We Are All Conscientious Objectors

By J.E. McNeil

Friends historically have been conscientious objectors to war. George Fox is axiomatically quoted as saying, “We . . . utterly deny . . . all outward wars and strife and fightings with outward weapons, for any end or under any pretense whatsoever.” Some people maintain that when George Fox wrote these words in 1660, he did so out of a pragmatic understanding that taking sides in England’s civil war would not be in Friends’ best interest (after all, it was not clear which side would ultimately win at the time he wrote them), but practicality was not Fox’s strong suit. What Fox did do was to look to God’s commands as reflected in the Bible:

You have heard that it was said, “Love your neighbor and hate your enemy.”
But I tell you: Love your enemies and pray for those who persecute you . . . (Matthew 5:43)

Paul interprets this clearly as: “Let all that you do be done in love.” (1 Corinthians 16:14, ESV)

As a Mormon World War II conscientious objector said to me, “It was clear to me I could not participate in war and do it in Love.”

But there are Friends who come up to me to say, “I support your work, but I think the response to 9/11 was right.” These Friends sheepishly say to me that they are not conscientious objectors because they feel that sometimes war is the answer. They express a wish that I was right, but feel that I am — perhaps — a little naive.

On the other hand there are Friends who say to me, “I support the military.
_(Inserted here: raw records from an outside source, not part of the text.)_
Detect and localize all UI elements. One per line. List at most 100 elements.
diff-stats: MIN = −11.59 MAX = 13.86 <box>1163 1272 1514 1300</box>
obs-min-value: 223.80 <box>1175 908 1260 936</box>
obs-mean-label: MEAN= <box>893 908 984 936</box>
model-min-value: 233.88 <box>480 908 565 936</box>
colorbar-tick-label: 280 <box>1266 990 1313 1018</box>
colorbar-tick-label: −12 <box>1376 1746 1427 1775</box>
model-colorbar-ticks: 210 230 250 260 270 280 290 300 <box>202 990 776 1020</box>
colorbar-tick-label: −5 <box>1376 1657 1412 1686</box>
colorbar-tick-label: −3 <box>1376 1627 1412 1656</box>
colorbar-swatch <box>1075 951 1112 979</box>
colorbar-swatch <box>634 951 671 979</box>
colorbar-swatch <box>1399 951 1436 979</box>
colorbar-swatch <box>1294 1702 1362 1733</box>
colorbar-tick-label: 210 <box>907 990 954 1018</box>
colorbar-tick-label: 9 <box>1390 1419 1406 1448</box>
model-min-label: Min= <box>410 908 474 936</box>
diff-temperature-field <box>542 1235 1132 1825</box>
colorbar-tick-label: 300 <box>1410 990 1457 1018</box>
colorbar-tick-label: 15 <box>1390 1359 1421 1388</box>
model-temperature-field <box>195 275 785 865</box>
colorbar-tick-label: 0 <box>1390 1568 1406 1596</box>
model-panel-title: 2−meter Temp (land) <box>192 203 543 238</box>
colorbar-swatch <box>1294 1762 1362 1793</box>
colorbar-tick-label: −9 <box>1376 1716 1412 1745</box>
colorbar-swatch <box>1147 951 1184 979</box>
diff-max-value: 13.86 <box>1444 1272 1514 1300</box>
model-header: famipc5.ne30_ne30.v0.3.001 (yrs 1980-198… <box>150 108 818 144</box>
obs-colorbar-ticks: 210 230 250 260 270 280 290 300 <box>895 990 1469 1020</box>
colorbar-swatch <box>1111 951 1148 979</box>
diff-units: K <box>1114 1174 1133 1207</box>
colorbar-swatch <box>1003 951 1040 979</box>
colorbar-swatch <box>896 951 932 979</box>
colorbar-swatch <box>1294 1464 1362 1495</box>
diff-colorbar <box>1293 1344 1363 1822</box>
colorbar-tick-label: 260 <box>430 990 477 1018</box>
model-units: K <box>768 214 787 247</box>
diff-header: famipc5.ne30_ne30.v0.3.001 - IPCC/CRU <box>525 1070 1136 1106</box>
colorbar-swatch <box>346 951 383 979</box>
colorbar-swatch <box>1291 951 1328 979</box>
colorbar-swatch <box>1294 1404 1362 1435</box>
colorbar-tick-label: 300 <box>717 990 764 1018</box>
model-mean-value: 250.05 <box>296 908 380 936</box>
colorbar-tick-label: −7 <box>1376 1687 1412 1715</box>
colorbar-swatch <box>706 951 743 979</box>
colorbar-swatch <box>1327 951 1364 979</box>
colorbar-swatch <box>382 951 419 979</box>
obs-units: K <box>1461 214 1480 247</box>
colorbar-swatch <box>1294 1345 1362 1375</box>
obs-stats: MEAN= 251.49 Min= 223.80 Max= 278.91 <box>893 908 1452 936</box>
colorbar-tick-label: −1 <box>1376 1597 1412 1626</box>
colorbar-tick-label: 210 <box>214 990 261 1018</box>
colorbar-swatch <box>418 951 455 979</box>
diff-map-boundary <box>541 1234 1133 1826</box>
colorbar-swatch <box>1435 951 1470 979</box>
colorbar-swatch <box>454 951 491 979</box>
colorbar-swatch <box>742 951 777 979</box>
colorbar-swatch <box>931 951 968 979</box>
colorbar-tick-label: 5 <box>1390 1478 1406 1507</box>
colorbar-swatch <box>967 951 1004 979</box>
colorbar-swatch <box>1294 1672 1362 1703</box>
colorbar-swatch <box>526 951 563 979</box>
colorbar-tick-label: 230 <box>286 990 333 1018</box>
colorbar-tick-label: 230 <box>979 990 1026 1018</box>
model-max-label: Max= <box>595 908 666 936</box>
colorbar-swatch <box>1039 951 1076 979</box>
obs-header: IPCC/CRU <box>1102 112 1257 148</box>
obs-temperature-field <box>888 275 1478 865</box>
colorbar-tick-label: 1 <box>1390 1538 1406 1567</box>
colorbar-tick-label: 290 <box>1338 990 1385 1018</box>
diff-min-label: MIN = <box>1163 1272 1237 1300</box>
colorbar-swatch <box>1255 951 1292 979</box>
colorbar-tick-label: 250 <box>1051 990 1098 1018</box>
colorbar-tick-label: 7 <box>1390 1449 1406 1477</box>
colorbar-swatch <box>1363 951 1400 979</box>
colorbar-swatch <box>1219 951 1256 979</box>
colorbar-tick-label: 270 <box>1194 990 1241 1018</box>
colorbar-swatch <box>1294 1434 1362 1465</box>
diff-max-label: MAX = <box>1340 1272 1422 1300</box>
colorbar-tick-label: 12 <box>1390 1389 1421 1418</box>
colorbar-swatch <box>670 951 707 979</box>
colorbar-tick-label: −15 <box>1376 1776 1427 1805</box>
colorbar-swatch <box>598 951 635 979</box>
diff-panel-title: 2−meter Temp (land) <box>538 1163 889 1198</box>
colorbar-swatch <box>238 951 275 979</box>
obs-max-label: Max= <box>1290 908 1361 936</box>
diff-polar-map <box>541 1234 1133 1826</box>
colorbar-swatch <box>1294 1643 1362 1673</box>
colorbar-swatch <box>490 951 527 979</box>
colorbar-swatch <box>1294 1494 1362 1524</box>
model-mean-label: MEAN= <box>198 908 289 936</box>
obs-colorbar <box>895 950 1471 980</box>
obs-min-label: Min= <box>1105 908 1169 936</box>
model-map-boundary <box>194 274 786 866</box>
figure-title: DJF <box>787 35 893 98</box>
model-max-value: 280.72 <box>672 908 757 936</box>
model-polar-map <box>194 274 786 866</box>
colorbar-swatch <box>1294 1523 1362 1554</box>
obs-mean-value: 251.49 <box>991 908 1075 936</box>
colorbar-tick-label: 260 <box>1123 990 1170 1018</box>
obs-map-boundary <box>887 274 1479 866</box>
Romans 13 says that the government comes from God and we should submit to its authority.” They see me as not only wrong, but dangerously wrong.

But Romans 13 goes on to say (they neglect to mention), “Love is the fulfilling of the law.” (Romans 13:10, ESV) We must obey the government, but we must obey God first. And, as John Stoner from the Church of the Brethren has said, “We should give God the benefit of the doubt.”

I recognize the reality of evilness in people, but believe that the long-term solution comes not from war, but from God’s Love as reflected in God’s followers. And that this is what God demands of us and what God asks us to demand of our government.

That is a freeing thought: I am a conscientious objector and so are you. We all are conscientious objectors. Anyone who has ever thought that any war was wrong is a conscientious objector. Once we no longer worry about whether we are perfect, we are free to do God’s work on earth and let everything we do be done in Love.

J.E. McNeil is the executive director of the Center on Conscience and War, founded in 1940 by Friends and others to defend and extend the rights of conscientious objectors to war. She is a member of Baltimore Yearly Meeting and resides in Washington, D.C.